# What is the derivative of this function y=sec^-1(x^7)?

##### 1 Answer
Dec 2, 2016

$\frac{\mathrm{dy}}{\mathrm{dx}} = \frac{7}{x \sqrt{{x}^{14} - 1}}$

#### Explanation:

When tackling the derivative of inverse trig functions. I prefer to rearrange and use Implicit differentiation as I always get the inverse derivatives muddled up, and this way I do not need to remember the inverse derivatives. If you can remember the inverse derivatives then you use the chain rule.

Let $y = {\sec}^{-} 1 \left({x}^{7}\right) \iff \sec y = {x}^{7}$

Differentiate Implicitly:

$\sec y \tan y \frac{\mathrm{dy}}{\mathrm{dx}} = 7 {x}^{6}$
$\therefore {x}^{7} \tan y \frac{\mathrm{dy}}{\mathrm{dx}} = 7 {x}^{6}$
$\therefore \tan y \frac{\mathrm{dy}}{\mathrm{dx}} = \frac{7}{x}$ $\left(x \ne 0\right)$ .... [1]

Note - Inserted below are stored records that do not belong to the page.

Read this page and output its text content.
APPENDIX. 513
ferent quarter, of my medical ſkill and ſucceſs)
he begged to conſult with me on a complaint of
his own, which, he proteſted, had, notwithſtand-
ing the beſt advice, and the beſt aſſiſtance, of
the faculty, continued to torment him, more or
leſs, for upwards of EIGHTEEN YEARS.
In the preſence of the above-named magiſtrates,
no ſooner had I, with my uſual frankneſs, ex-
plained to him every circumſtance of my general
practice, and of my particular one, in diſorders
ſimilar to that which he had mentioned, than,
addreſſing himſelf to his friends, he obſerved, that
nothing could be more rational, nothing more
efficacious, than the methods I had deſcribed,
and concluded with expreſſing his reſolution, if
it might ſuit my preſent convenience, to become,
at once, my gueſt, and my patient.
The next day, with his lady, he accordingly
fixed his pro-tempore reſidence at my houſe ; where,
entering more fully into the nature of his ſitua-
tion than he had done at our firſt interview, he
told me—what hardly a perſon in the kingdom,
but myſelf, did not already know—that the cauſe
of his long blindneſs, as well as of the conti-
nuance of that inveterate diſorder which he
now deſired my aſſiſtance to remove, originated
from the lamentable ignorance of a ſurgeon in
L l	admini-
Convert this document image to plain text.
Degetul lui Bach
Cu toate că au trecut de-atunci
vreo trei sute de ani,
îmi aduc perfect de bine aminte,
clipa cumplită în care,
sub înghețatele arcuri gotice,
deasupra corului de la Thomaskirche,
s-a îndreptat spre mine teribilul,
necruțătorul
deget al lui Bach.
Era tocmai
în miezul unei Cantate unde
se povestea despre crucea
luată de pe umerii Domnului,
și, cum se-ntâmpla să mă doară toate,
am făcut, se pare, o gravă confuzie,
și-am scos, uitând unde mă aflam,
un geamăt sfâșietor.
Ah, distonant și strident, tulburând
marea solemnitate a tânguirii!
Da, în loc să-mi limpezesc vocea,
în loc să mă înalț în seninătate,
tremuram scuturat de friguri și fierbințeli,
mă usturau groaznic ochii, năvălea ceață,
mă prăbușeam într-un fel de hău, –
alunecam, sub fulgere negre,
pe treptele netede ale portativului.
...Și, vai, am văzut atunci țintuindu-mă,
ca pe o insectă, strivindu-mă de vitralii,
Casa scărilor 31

Using the $\sec \text{/} \tan$ identity;

${\tan}^{2} y + 1 = {\sec}^{2} y$
$\therefore {\tan}^{2} y + 1 = {\left({x}^{7}\right)}^{2}$
$\therefore {\tan}^{2} y = {x}^{14} - 1$
$\therefore \tan y = \sqrt{{x}^{14} - 1}$

Substituting into [1]
$\therefore \sqrt{{x}^{14} - 1} \frac{\mathrm{dy}}{\mathrm{dx}} = \frac{7}{x}$
$\therefore \frac{\mathrm{dy}}{\mathrm{dx}} = \frac{7}{x \sqrt{{x}^{14} - 1}}$